There are two essential ingredients for profit in a declining market: you have to have a view on intrinsic value, and you have to hold that belief strongly enough to be able to hang in and buy as price decline suggests you are wrong. Oh yes, there's a third:you have to be right.

This will only come from experience of being right about your view.

For a value investor, price has to be the starting point. It has been demonstrated time and time again that no asset is so good that it can't become a bad investment if bought at too high a price. And there are a few assets so bad that they can't be a good investment when bought cheap enough.
There's no such thing as a good or bad idea regardless of price!

This is a critical point that people miss in their quest for "quality" stocks!! **Quality is not irrespective of price.**

Investing is a popularity content, and most dangerous thing is to buy something at the peak of popularity. At that point, all favourable facts and opinions are already factored into its price, and no new buyers are left to emerge.
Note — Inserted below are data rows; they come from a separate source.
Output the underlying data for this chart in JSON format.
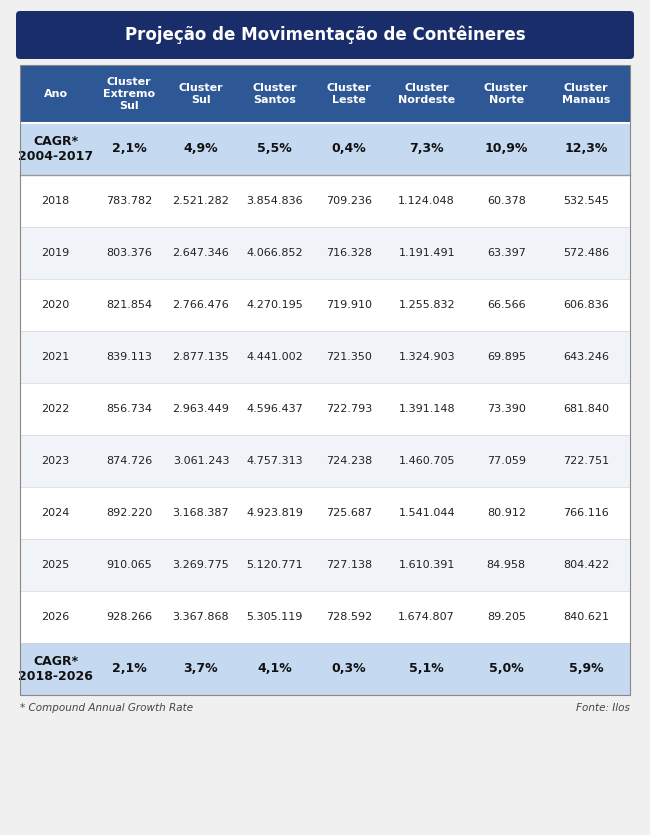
{
  "title": "Projeção de Movimentação de Contêineres",
  "col_headers": [
    "Ano",
    "Cluster\nExtremo\nSul",
    "Cluster\nSul",
    "Cluster\nSantos",
    "Cluster\nLeste",
    "Cluster\nNordeste",
    "Cluster\nNorte",
    "Cluster\nManaus"
  ],
  "cagr_2004_2017": [
    "CAGR*\n2004-2017",
    "2,1%",
    "4,9%",
    "5,5%",
    "0,4%",
    "7,3%",
    "10,9%",
    "12,3%"
  ],
  "cagr_2018_2026": [
    "CAGR*\n2018-2026",
    "2,1%",
    "3,7%",
    "4,1%",
    "0,3%",
    "5,1%",
    "5,0%",
    "5,9%"
  ],
  "data_rows": [
    [
      "2018",
      "783.782",
      "2.521.282",
      "3.854.836",
      "709.236",
      "1.124.048",
      "60.378",
      "532.545"
    ],
    [
      "2019",
      "803.376",
      "2.647.346",
      "4.066.852",
      "716.328",
      "1.191.491",
      "63.397",
      "572.486"
    ],
    [
      "2020",
      "821.854",
      "2.766.476",
      "4.270.195",
      "719.910",
      "1.255.832",
      "66.566",
      "606.836"
    ],
    [
      "2021",
      "839.113",
      "2.877.135",
      "4.441.002",
      "721.350",
      "1.324.903",
      "69.895",
      "643.246"
    ],
    [
      "2022",
      "856.734",
      "2.963.449",
      "4.596.437",
      "722.793",
      "1.391.148",
      "73.390",
      "681.840"
    ],
    [
      "2023",
      "874.726",
      "3.061.243",
      "4.757.313",
      "724.238",
      "1.460.705",
      "77.059",
      "722.751"
    ],
    [
      "2024",
      "892.220",
      "3.168.387",
      "4.923.819",
      "725.687",
      "1.541.044",
      "80.912",
      "766.116"
    ],
    [
      "2025",
      "910.065",
      "3.269.775",
      "5.120.771",
      "727.138",
      "1.610.391",
      "84.958",
      "804.422"
    ],
    [
      "2026",
      "928.266",
      "3.367.868",
      "5.305.119",
      "728.592",
      "1.674.807",
      "89.205",
      "840.621"
    ]
  ],
  "title_bg": "#1a2d6b",
  "title_color": "#ffffff",
  "header_bg": "#2e5796",
  "header_color": "#ffffff",
  "cagr_bg": "#c5d9f1",
  "cagr_color": "#111111",
  "row_bg_white": "#ffffff",
  "row_bg_light": "#f0f4f8",
  "row_color": "#222222",
  "footer_note": "* Compound Annual Growth Rate",
  "footer_source": "Fonte: Ilos",
  "col_weights": [
    0.105,
    0.112,
    0.1,
    0.118,
    0.1,
    0.13,
    0.105,
    0.13
  ]
}
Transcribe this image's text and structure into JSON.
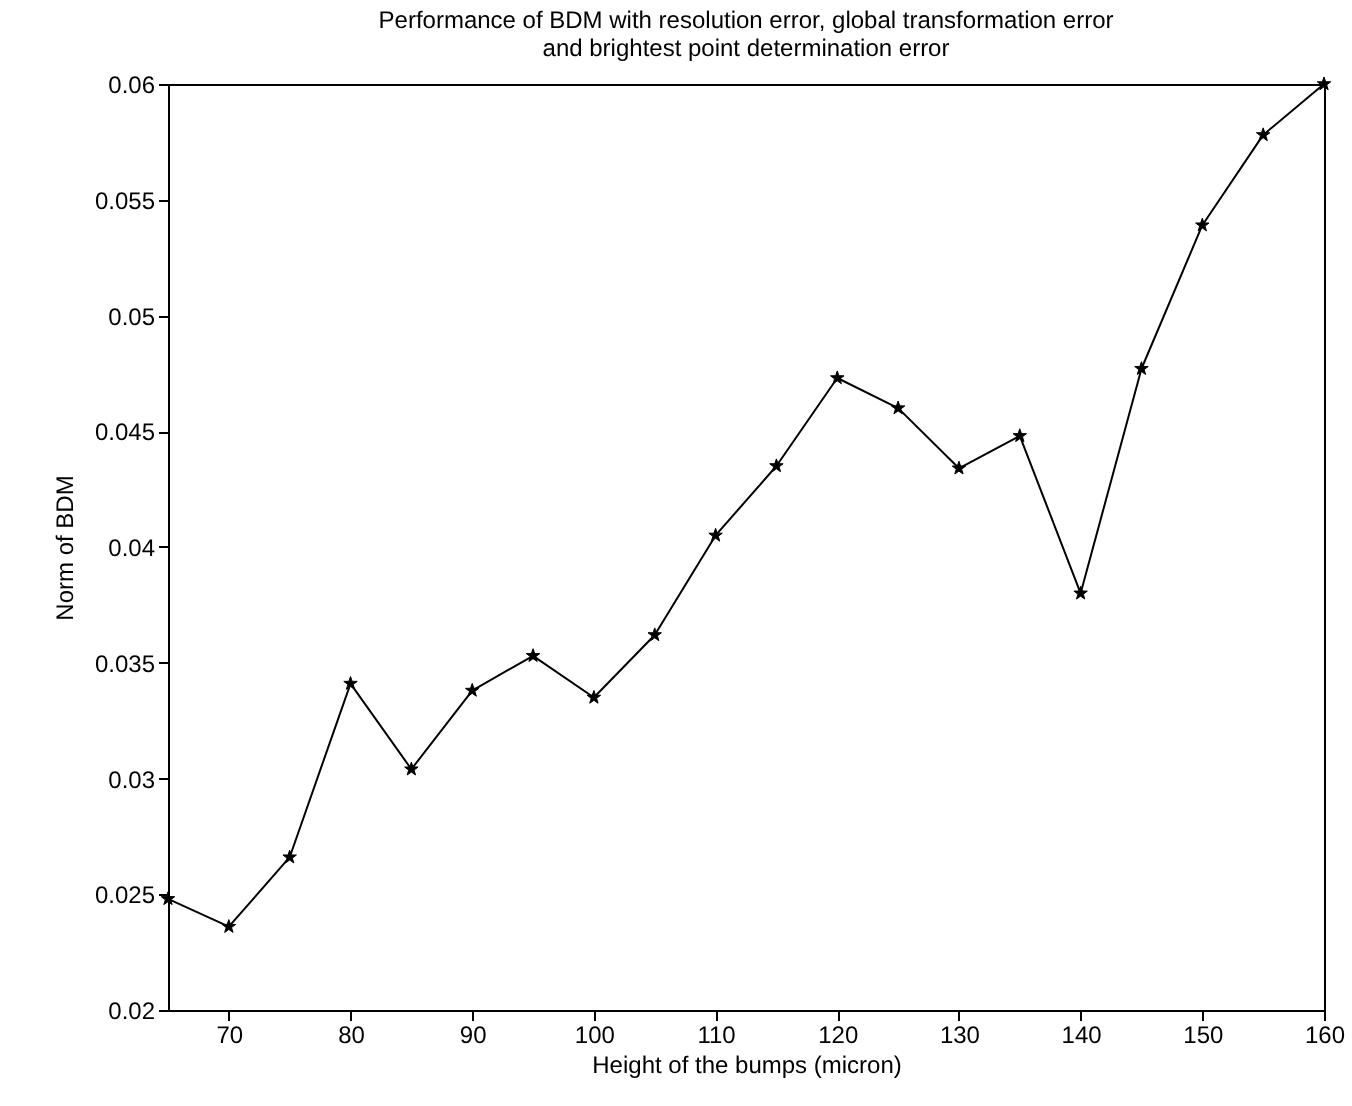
{
  "chart_data": {
    "type": "line",
    "title": "Performance of BDM with resolution error, global transformation error\nand brightest point determination error",
    "xlabel": "Height of the bumps (micron)",
    "ylabel": "Norm of BDM",
    "x": [
      65,
      70,
      75,
      80,
      85,
      90,
      95,
      100,
      105,
      110,
      115,
      120,
      125,
      130,
      135,
      140,
      145,
      150,
      155,
      160
    ],
    "series": [
      {
        "color": "#000000",
        "values": [
          0.0248,
          0.0236,
          0.0266,
          0.0341,
          0.0304,
          0.0338,
          0.0353,
          0.0335,
          0.0362,
          0.0405,
          0.0435,
          0.0473,
          0.046,
          0.0434,
          0.0448,
          0.038,
          0.0477,
          0.0539,
          0.0578,
          0.06
        ]
      }
    ],
    "xlim": [
      65,
      160
    ],
    "xticks": [
      70,
      80,
      90,
      100,
      110,
      120,
      130,
      140,
      150,
      160
    ],
    "ylim": [
      0.02,
      0.06
    ],
    "yticks": [
      0.02,
      0.025,
      0.03,
      0.035,
      0.04,
      0.045,
      0.05,
      0.055,
      0.06
    ],
    "grid": false,
    "marker": "star",
    "line_style": "solid"
  }
}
There is no easy way of identifying when the peak of popularity is reached. But one should have a general sense of when prices have gone up way beyond their worth. And then the trick is to have the emotional fortitude of getting out of the position.

The safest and potentially mist profitable thing to do is to buy something when no one likes it. Given time, it's popularity, and thus it's price, can only go one way: up.

This requires a certain mindset of contrarianism and ability to sit through extended period of non-performance of stock price. This may specially be difficult when other stocks are running up consistently.